What’s missed is some of the verve and urgency of Wajda’s early work, especially his revered war trilogy. (Kanal, about the Warsaw Uprising, has a visceral power that’s nowhere to be found in this more coolly intellectual exercise.) But if both Iron and Marble look more didactic than dynamic, at least to these eyes, that’s probably because they’re built for a very specific audience—one that would have no trouble distinguishing each strike depicted, and would have a personal investment in the history lesson happening on the margins of the narrative. Wajda made Man On Iron and its predecessor for Poland. That a bunch of international peers at a French film festival got something out of it too is just icing on the Babka.

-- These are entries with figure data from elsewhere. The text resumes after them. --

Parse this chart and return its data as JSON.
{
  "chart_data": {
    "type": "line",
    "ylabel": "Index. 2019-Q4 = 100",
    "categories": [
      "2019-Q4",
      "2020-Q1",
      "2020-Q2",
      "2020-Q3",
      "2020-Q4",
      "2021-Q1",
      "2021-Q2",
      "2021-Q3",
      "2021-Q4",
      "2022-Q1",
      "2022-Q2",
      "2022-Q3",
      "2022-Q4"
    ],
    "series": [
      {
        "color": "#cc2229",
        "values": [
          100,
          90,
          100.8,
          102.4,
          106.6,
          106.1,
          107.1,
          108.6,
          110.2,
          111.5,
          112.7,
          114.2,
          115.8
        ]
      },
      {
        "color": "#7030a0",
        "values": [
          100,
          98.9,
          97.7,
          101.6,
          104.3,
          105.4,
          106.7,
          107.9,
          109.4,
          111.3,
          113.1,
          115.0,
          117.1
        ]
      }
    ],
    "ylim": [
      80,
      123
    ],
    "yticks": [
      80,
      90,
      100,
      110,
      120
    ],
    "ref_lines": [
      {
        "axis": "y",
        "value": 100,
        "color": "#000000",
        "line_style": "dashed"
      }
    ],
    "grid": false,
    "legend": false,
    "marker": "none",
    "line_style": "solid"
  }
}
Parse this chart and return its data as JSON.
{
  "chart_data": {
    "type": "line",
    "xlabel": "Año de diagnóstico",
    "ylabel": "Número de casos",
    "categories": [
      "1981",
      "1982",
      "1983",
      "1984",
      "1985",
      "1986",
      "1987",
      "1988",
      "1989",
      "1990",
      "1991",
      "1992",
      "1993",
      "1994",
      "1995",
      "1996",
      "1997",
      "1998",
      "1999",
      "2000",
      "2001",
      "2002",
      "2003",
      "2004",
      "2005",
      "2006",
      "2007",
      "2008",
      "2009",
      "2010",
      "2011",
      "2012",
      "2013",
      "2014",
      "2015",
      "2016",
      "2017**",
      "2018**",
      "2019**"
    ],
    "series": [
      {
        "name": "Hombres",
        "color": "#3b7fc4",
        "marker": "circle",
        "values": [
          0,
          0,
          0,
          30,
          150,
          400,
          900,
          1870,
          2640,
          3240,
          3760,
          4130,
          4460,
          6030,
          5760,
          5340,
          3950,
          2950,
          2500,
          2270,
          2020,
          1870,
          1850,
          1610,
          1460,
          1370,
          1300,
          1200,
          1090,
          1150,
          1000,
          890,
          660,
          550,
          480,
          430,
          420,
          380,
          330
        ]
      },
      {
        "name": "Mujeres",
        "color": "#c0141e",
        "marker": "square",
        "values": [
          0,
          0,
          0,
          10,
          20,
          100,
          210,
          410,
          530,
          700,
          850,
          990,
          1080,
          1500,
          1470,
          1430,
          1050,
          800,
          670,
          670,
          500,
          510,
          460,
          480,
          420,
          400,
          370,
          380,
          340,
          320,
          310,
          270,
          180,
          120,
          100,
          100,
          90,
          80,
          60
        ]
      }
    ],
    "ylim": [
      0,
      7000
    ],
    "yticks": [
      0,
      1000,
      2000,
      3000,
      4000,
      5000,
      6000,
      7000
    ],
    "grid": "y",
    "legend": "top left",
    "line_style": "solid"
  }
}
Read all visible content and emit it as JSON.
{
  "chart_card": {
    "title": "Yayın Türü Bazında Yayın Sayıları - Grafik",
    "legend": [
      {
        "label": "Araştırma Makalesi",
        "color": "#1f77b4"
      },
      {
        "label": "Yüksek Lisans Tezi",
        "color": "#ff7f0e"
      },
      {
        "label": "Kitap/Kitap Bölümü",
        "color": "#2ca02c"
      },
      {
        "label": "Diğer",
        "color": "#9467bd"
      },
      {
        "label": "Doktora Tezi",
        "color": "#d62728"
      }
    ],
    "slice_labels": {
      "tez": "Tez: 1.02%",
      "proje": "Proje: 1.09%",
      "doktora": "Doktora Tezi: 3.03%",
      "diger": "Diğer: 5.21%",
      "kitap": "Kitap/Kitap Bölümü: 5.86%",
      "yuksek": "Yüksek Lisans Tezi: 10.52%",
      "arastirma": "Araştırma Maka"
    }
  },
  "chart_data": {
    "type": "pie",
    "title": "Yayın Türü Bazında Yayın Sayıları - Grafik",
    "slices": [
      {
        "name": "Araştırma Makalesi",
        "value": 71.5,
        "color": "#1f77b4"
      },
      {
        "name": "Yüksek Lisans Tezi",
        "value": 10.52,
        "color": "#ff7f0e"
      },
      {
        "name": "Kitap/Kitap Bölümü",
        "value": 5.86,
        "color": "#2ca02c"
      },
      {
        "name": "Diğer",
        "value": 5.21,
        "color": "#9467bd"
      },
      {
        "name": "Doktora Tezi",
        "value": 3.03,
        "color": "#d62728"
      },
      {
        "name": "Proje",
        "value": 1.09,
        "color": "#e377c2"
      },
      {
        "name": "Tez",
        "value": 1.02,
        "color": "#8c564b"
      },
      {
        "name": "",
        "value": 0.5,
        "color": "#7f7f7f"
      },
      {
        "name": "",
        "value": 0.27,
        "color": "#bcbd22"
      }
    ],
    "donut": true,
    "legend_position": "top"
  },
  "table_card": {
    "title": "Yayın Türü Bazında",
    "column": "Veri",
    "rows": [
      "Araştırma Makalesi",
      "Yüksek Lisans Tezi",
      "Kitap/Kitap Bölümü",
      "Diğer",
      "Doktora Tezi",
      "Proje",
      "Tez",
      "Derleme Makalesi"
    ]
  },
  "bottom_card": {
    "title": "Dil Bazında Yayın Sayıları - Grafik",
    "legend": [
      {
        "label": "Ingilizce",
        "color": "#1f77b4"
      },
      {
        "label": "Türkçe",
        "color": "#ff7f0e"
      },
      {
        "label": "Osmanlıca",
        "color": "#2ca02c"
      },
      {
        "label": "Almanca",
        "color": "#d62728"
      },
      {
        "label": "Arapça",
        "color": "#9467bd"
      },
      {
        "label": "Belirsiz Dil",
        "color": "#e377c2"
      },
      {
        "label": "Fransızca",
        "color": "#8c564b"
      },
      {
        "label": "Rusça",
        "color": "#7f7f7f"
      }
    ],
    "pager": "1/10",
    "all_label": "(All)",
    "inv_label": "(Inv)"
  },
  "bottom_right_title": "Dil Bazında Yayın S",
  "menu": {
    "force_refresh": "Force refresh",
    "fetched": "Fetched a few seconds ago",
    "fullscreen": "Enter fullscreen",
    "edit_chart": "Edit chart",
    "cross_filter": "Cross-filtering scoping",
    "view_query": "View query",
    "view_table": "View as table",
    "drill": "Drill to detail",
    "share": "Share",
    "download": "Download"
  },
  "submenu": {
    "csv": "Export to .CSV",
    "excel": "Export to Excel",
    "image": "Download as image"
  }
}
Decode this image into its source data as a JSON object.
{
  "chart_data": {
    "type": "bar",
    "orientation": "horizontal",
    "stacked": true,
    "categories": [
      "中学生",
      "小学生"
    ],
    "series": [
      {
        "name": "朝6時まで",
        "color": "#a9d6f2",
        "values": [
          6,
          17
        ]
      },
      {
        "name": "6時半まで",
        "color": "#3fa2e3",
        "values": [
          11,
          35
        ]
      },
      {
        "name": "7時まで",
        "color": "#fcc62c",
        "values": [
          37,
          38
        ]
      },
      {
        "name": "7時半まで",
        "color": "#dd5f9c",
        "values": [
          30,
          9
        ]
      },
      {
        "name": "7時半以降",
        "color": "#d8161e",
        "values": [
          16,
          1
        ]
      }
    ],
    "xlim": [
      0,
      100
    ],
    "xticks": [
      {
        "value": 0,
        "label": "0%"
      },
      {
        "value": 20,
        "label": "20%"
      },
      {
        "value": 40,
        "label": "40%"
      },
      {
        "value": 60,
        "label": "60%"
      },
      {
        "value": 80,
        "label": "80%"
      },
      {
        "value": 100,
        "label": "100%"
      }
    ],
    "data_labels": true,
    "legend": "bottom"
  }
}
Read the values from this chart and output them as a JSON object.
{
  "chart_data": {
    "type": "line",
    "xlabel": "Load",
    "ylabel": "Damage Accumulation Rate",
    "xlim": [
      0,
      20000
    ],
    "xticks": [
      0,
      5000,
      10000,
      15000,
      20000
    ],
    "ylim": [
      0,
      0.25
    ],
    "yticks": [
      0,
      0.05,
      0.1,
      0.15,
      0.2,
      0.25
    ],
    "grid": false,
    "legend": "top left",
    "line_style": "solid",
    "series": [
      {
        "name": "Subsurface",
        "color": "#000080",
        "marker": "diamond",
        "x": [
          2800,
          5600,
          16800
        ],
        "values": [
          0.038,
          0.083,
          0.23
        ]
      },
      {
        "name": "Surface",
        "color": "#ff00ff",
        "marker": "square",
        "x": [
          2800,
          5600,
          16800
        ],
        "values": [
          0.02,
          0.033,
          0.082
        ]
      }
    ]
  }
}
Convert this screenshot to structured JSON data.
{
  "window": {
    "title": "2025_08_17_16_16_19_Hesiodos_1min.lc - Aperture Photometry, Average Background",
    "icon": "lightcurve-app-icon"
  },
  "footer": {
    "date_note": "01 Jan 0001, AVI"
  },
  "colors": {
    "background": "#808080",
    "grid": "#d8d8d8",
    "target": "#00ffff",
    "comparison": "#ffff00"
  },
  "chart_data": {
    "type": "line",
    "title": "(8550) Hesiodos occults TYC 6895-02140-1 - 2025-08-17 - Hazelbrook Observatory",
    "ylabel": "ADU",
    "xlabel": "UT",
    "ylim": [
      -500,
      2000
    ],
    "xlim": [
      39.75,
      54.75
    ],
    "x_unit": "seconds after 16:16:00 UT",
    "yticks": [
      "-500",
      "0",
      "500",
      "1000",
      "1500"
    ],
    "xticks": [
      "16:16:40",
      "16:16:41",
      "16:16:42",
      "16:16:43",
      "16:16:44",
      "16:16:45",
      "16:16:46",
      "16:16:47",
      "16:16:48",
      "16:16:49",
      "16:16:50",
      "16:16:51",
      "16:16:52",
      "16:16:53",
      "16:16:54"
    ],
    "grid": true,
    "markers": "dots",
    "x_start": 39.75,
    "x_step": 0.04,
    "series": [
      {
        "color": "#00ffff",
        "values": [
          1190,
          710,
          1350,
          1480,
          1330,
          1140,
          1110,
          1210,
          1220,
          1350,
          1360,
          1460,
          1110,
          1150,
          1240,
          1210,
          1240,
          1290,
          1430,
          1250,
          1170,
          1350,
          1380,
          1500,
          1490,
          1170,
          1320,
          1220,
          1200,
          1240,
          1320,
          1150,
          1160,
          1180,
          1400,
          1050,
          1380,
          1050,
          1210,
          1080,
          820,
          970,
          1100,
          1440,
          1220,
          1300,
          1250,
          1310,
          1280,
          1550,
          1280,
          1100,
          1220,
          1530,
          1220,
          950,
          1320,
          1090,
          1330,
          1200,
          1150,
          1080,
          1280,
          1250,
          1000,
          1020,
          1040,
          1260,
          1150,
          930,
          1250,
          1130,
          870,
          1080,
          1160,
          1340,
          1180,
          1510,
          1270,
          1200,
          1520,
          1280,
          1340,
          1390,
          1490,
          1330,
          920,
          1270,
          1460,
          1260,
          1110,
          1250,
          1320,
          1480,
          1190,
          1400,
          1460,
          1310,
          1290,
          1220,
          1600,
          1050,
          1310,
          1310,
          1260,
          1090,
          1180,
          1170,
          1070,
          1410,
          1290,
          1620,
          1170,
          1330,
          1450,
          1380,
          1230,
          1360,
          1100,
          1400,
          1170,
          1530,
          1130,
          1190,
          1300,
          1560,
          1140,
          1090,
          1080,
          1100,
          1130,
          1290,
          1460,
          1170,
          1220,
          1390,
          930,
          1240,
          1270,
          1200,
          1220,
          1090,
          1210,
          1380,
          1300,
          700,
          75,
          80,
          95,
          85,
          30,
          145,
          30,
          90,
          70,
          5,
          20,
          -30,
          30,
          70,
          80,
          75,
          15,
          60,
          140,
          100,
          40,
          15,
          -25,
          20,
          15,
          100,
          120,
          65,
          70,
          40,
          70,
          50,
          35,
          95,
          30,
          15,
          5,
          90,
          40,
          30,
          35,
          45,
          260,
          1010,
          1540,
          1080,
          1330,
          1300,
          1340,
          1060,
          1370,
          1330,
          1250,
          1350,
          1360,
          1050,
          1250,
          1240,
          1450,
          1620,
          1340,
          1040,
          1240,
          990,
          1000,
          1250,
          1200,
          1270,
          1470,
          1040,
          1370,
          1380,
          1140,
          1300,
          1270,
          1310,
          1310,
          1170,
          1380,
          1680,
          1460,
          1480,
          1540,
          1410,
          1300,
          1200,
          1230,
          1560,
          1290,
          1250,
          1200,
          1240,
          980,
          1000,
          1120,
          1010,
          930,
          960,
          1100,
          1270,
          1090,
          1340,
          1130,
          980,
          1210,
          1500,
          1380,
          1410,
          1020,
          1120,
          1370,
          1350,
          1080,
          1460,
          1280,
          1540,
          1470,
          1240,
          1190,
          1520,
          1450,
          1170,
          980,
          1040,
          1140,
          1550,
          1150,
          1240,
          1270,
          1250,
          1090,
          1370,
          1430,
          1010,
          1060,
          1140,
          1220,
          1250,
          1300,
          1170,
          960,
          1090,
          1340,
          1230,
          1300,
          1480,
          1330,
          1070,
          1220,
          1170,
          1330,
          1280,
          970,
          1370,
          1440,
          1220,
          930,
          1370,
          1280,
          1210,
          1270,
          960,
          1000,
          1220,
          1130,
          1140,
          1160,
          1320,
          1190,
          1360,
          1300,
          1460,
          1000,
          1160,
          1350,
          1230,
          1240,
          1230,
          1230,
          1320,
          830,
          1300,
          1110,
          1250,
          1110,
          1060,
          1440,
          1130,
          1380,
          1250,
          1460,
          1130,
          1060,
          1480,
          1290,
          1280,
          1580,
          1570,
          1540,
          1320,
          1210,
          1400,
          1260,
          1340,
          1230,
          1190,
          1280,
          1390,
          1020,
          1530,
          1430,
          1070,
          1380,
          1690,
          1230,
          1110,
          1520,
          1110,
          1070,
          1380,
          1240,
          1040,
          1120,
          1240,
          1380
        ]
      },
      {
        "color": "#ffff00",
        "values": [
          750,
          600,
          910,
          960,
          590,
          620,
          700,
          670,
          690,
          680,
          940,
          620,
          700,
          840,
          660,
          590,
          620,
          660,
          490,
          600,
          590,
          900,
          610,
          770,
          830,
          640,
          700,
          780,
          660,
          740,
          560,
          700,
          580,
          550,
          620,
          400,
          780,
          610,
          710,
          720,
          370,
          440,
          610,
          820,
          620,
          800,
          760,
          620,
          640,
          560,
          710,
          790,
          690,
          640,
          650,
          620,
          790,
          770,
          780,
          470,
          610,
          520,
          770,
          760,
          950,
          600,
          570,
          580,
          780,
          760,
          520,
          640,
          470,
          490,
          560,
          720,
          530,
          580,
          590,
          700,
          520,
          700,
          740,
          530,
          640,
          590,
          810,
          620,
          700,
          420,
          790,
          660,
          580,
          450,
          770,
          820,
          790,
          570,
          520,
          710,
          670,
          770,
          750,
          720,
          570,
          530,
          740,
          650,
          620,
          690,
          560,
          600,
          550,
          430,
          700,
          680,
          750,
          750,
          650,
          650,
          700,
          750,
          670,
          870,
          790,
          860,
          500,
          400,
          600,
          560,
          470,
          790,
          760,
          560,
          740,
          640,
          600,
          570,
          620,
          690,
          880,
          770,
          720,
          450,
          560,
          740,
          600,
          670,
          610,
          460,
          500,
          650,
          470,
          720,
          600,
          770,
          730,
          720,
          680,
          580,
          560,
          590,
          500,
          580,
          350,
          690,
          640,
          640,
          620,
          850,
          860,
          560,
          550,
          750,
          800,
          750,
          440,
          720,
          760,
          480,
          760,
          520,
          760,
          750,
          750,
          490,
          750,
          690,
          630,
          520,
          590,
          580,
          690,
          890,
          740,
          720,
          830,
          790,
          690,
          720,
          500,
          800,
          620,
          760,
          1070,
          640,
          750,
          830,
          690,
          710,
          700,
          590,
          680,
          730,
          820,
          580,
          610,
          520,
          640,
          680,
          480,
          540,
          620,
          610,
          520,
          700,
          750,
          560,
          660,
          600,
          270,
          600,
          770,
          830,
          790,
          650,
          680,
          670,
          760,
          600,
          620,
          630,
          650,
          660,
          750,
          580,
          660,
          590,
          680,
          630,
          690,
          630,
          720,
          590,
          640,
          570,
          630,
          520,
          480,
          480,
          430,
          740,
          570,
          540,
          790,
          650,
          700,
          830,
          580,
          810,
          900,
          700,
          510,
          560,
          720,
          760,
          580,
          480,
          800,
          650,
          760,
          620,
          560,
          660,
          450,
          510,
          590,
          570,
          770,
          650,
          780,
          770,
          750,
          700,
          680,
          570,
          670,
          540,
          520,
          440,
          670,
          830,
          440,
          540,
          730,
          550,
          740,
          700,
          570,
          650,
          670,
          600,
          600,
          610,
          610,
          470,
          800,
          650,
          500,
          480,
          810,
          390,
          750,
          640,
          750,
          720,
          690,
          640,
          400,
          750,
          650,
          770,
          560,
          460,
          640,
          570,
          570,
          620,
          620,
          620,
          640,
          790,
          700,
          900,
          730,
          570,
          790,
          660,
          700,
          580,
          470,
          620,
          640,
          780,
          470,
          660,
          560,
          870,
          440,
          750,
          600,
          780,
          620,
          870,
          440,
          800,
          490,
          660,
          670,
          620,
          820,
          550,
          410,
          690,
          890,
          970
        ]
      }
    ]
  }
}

Did it deserve to win? This is one of the many instances in which the Cannes jury, led in ’81 by French director Jacques Deray, privileged real-world relevance over aesthetics or innovation. It’s hard to get too bent out shape about that judgment call, especially if you believe in the possibilities of cinema as a political tool. That said, a couple of other titles reached both higher and lower. Screened under the title Violent Streets, Thief kicked off Michael Mann’s big-screen career in existential style; it remains possibly his most seductive ode to the codes of criminals and the menacing, nocturnal allure of the city. And similarly mucking with the DNA of genre, Andrzej Żuławski’s Possession is an unforgettable nightmare—a film as wildly ignoble, in its messy romantic politics, as Man Of Iron is noble. Sue me, I prefer the former.